Sangat disayangkan di saat banyak orang merindukan makan di rumah, akhir akhir ini banyak keluarga atau kelompok ibu – ibu yang sengaja makan di luar, di rumah makan dari kelas rendahan hingga kelas mahal.Biasanya kelompok ibu – ibu arisan,ibu ibu anggota senam, atau ibu ibu guru PAUD dan sebagainya.Begitu tiba di tempatnya, membuat status di HP ‘Alhamdulillah berada di rumah makan anu, semoga berkah’.Cuma sebatas itu.
Bukan maksud mengurusi orang lain, karena itu hak mereka, toh uang mereka.Boleh-boleh saja makan di luar, sesekali mengenal suasana baru.Tapi mbok ya pakailah etika sedikit, jangan urusan perut seperti itu diekspos di media massa.Ingat tidak semua orang senang dengan apa yang kita lakukan. Bisa jadi dari 10 orang, ada dua atau tiga orang yang tidak suka.
Apalagi jika kita seorang pendidik di PAUD atau TK, apa yang kita lakukan akan ditiru oleh siswa kita.

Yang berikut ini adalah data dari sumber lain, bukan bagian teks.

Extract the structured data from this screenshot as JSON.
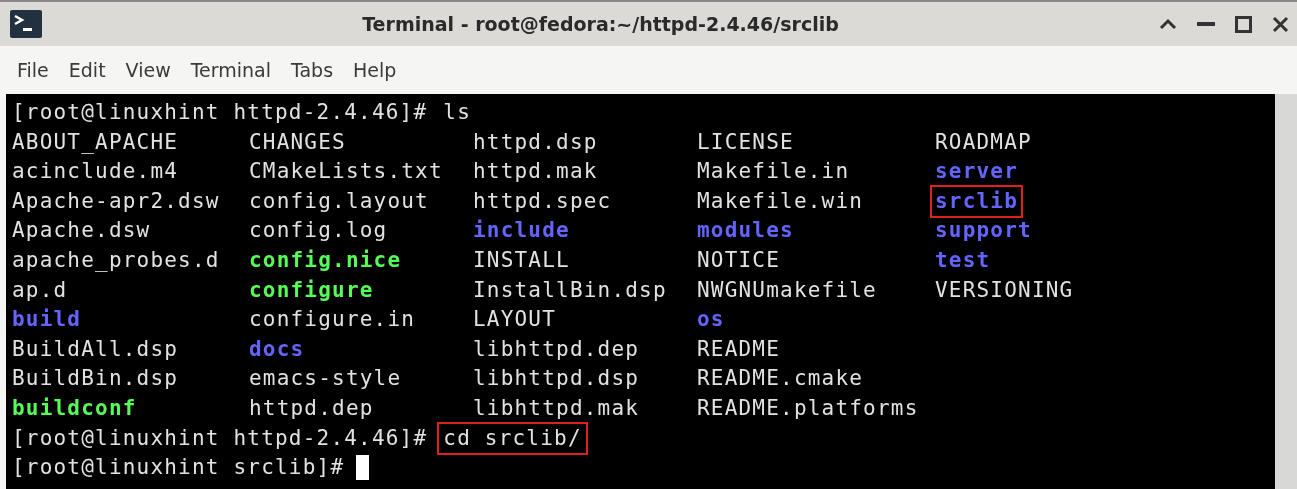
{
  "window": {
    "title": "Terminal - root@fedora:~/httpd-2.4.46/srclib"
  },
  "menu": [
    "File",
    "Edit",
    "View",
    "Terminal",
    "Tabs",
    "Help"
  ],
  "terminal": [
    {
      "kind": "prompt",
      "prompt": "[root@linuxhint httpd-2.4.46]#",
      "command": "ls",
      "highlighted": false
    },
    {
      "kind": "listing",
      "rows": [
        [
          {
            "name": "ABOUT_APACHE",
            "kind": "file",
            "highlighted": false
          },
          {
            "name": "CHANGES",
            "kind": "file",
            "highlighted": false
          },
          {
            "name": "httpd.dsp",
            "kind": "file",
            "highlighted": false
          },
          {
            "name": "LICENSE",
            "kind": "file",
            "highlighted": false
          },
          {
            "name": "ROADMAP",
            "kind": "file",
            "highlighted": false
          }
        ],
        [
          {
            "name": "acinclude.m4",
            "kind": "file",
            "highlighted": false
          },
          {
            "name": "CMakeLists.txt",
            "kind": "file",
            "highlighted": false
          },
          {
            "name": "httpd.mak",
            "kind": "file",
            "highlighted": false
          },
          {
            "name": "Makefile.in",
            "kind": "file",
            "highlighted": false
          },
          {
            "name": "server",
            "kind": "dir",
            "highlighted": false
          }
        ],
        [
          {
            "name": "Apache-apr2.dsw",
            "kind": "file",
            "highlighted": false
          },
          {
            "name": "config.layout",
            "kind": "file",
            "highlighted": false
          },
          {
            "name": "httpd.spec",
            "kind": "file",
            "highlighted": false
          },
          {
            "name": "Makefile.win",
            "kind": "file",
            "highlighted": false
          },
          {
            "name": "srclib",
            "kind": "dir",
            "highlighted": true
          }
        ],
        [
          {
            "name": "Apache.dsw",
            "kind": "file",
            "highlighted": false
          },
          {
            "name": "config.log",
            "kind": "file",
            "highlighted": false
          },
          {
            "name": "include",
            "kind": "dir",
            "highlighted": false
          },
          {
            "name": "modules",
            "kind": "dir",
            "highlighted": false
          },
          {
            "name": "support",
            "kind": "dir",
            "highlighted": false
          }
        ],
        [
          {
            "name": "apache_probes.d",
            "kind": "file",
            "highlighted": false
          },
          {
            "name": "config.nice",
            "kind": "exec",
            "highlighted": false
          },
          {
            "name": "INSTALL",
            "kind": "file",
            "highlighted": false
          },
          {
            "name": "NOTICE",
            "kind": "file",
            "highlighted": false
          },
          {
            "name": "test",
            "kind": "dir",
            "highlighted": false
          }
        ],
        [
          {
            "name": "ap.d",
            "kind": "file",
            "highlighted": false
          },
          {
            "name": "configure",
            "kind": "exec",
            "highlighted": false
          },
          {
            "name": "InstallBin.dsp",
            "kind": "file",
            "highlighted": false
          },
          {
            "name": "NWGNUmakefile",
            "kind": "file",
            "highlighted": false
          },
          {
            "name": "VERSIONING",
            "kind": "file",
            "highlighted": false
          }
        ],
        [
          {
            "name": "build",
            "kind": "dir",
            "highlighted": false
          },
          {
            "name": "configure.in",
            "kind": "file",
            "highlighted": false
          },
          {
            "name": "LAYOUT",
            "kind": "file",
            "highlighted": false
          },
          {
            "name": "os",
            "kind": "dir",
            "highlighted": false
          }
        ],
        [
          {
            "name": "BuildAll.dsp",
            "kind": "file",
            "highlighted": false
          },
          {
            "name": "docs",
            "kind": "dir",
            "highlighted": false
          },
          {
            "name": "libhttpd.dep",
            "kind": "file",
            "highlighted": false
          },
          {
            "name": "README",
            "kind": "file",
            "highlighted": false
          }
        ],
        [
          {
            "name": "BuildBin.dsp",
            "kind": "file",
            "highlighted": false
          },
          {
            "name": "emacs-style",
            "kind": "file",
            "highlighted": false
          },
          {
            "name": "libhttpd.dsp",
            "kind": "file",
            "highlighted": false
          },
          {
            "name": "README.cmake",
            "kind": "file",
            "highlighted": false
          }
        ],
        [
          {
            "name": "buildconf",
            "kind": "exec",
            "highlighted": false
          },
          {
            "name": "httpd.dep",
            "kind": "file",
            "highlighted": false
          },
          {
            "name": "libhttpd.mak",
            "kind": "file",
            "highlighted": false
          },
          {
            "name": "README.platforms",
            "kind": "file",
            "highlighted": false
          }
        ]
      ]
    },
    {
      "kind": "prompt",
      "prompt": "[root@linuxhint httpd-2.4.46]#",
      "command": "cd srclib/",
      "highlighted": true
    },
    {
      "kind": "input",
      "prompt": "[root@linuxhint srclib]#",
      "cursor": true
    }
  ]
}
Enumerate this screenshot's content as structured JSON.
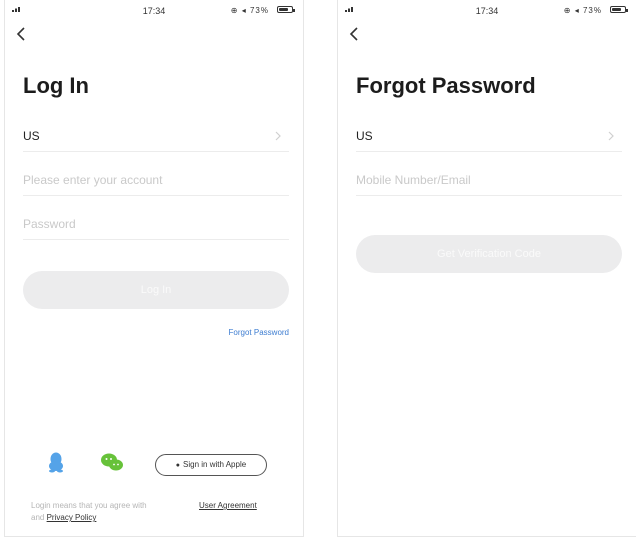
{
  "status_bar": {
    "time": "17:34",
    "battery": "73%",
    "battery_level": 0.73,
    "icons": [
      "signal-icon",
      "location-icon",
      "alarm-icon",
      "battery-icon"
    ]
  },
  "login": {
    "title": "Log In",
    "region": "US",
    "account_placeholder": "Please enter your account",
    "password_placeholder": "Password",
    "login_button": "Log In",
    "forgot_password": "Forgot Password",
    "apple_button": "Sign in with Apple",
    "legal_text": "Login means that you agree with",
    "and": "and",
    "user_agreement": "User Agreement",
    "privacy_policy": "Privacy Policy"
  },
  "forgot": {
    "title": "Forgot Password",
    "region": "US",
    "contact_placeholder": "Mobile Number/Email",
    "verify_button": "Get Verification Code"
  },
  "colors": {
    "link": "#3d7dd1",
    "qq": "#55a3e8",
    "wechat": "#67c23a",
    "disabled_button": "#ececed"
  }
}
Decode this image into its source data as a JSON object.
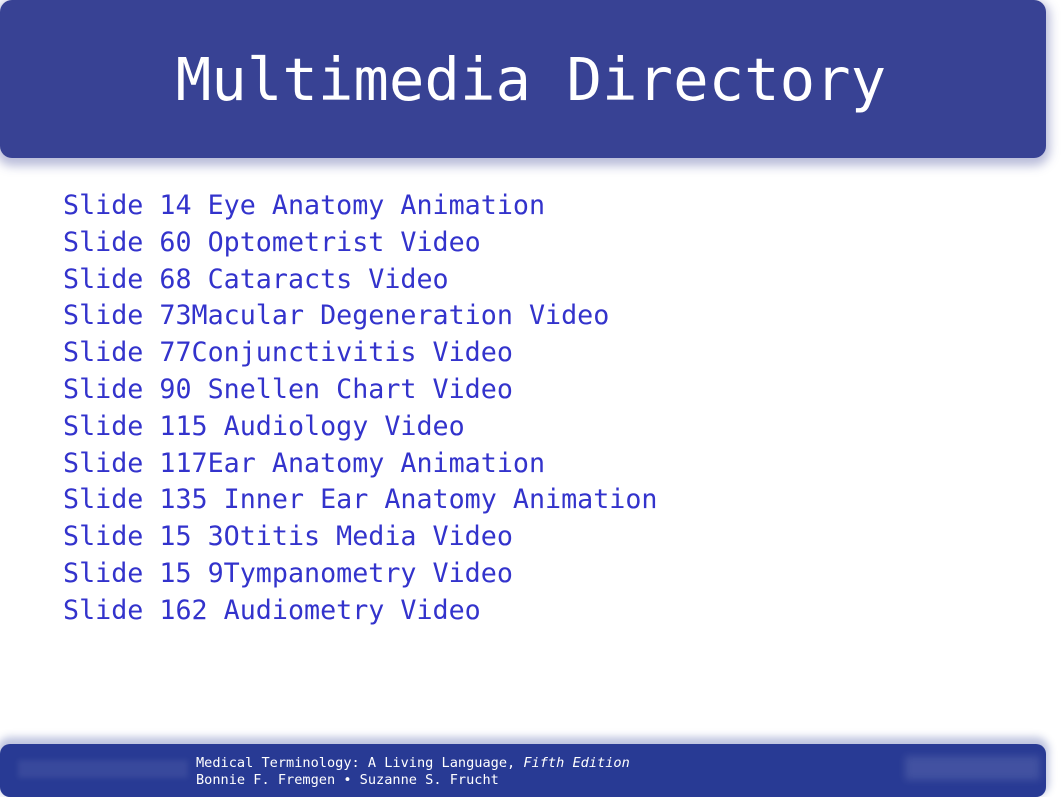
{
  "header": {
    "title": "Multimedia Directory",
    "color": "#384294"
  },
  "items": [
    "Slide 14 Eye Anatomy Animation",
    "Slide 60 Optometrist Video",
    "Slide 68 Cataracts Video",
    "Slide 73Macular Degeneration Video",
    "Slide 77Conjunctivitis Video",
    "Slide 90 Snellen Chart Video",
    "Slide 115 Audiology Video",
    "Slide 117Ear Anatomy Animation",
    "Slide 135 Inner Ear Anatomy Animation",
    "Slide 15 3Otitis Media Video",
    "Slide 15 9Tympanometry Video",
    "Slide 162 Audiometry Video"
  ],
  "footer": {
    "book_title": "Medical Terminology: A Living Language, ",
    "edition": "Fifth Edition",
    "authors": "Bonnie F. Fremgen • Suzanne S. Frucht",
    "color": "#283a94"
  },
  "link_color": "#3333cc"
}
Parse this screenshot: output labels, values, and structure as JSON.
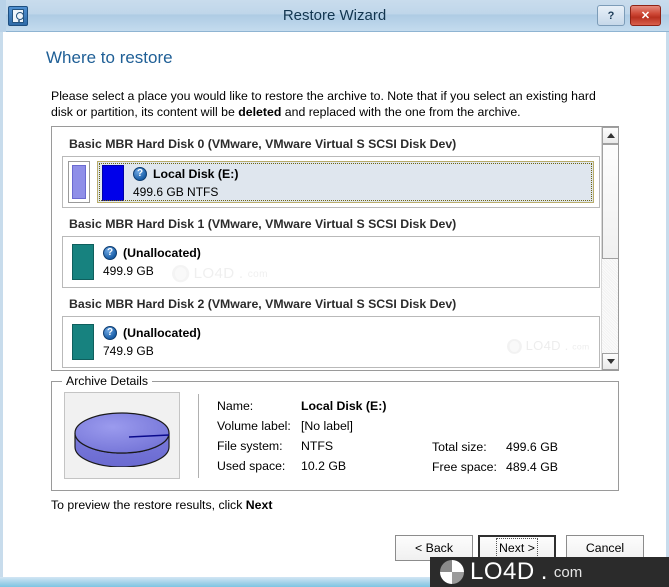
{
  "window": {
    "title": "Restore Wizard",
    "icon": "disk-drive-icon",
    "help_label": "?",
    "close_label": "✕"
  },
  "page": {
    "title": "Where to restore",
    "intro_part1": "Please select a place you would like to restore the archive to. Note that if you select an existing hard disk or partition, its content will be ",
    "intro_bold": "deleted",
    "intro_part2": " and replaced with the one from the archive.",
    "hint_prefix": "To preview the restore results, click ",
    "hint_bold": "Next"
  },
  "disk_list": {
    "scroll_thumb_percent": 55,
    "groups": [
      {
        "caption": "Basic MBR Hard Disk 0 (VMware, VMware Virtual S SCSI Disk Dev)",
        "selected": true,
        "partition": {
          "name": "Local Disk (E:)",
          "sub": "499.6 GB NTFS",
          "swatch_color": "#0000ea",
          "swatch_kind": "blue",
          "icon": "info-icon"
        }
      },
      {
        "caption": "Basic MBR Hard Disk 1 (VMware, VMware Virtual S SCSI Disk Dev)",
        "selected": false,
        "partition": {
          "name": "(Unallocated)",
          "sub": "499.9 GB",
          "swatch_color": "#17827f",
          "swatch_kind": "teal",
          "icon": "info-icon"
        }
      },
      {
        "caption": "Basic MBR Hard Disk 2 (VMware, VMware Virtual S SCSI Disk Dev)",
        "selected": false,
        "partition": {
          "name": "(Unallocated)",
          "sub": "749.9 GB",
          "swatch_color": "#17827f",
          "swatch_kind": "teal",
          "icon": "info-icon"
        }
      }
    ]
  },
  "details": {
    "legend": "Archive Details",
    "left": [
      {
        "label": "Name:",
        "value": "Local Disk (E:)",
        "bold": true
      },
      {
        "label": "Volume label:",
        "value": "[No label]",
        "bold": false
      },
      {
        "label": "File system:",
        "value": "NTFS",
        "bold": false
      },
      {
        "label": "Used space:",
        "value": "10.2 GB",
        "bold": false
      }
    ],
    "right": [
      {
        "label": "Total size:",
        "value": "499.6 GB"
      },
      {
        "label": "Free space:",
        "value": "489.4 GB"
      }
    ]
  },
  "buttons": {
    "back": "< Back",
    "next": "Next >",
    "cancel": "Cancel"
  },
  "watermark": {
    "text": "LO4D",
    "suffix": "com",
    "dot": "."
  },
  "colors": {
    "accent": "#1f5f96",
    "title_bar": "#bfd6ea",
    "selected_row": "#dfe6ee",
    "selection_border": "#b9ad6b",
    "partition_blue": "#0000ea",
    "unallocated_teal": "#17827f",
    "close_button": "#cf4a38"
  }
}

Apalagi juga jika PAUD kita termasuk lembaga pendidikan Islam, kita harus menjunjung tinggi nilai-nilai keIslaman sejak dini kepada anak-anak.Termasuk tata cara makan harus dengan adab yang benar, tidak cekikikan.Makanan yang akan kita santap apakah makan yang halalan toyibah.Kita tidak tahu bukan?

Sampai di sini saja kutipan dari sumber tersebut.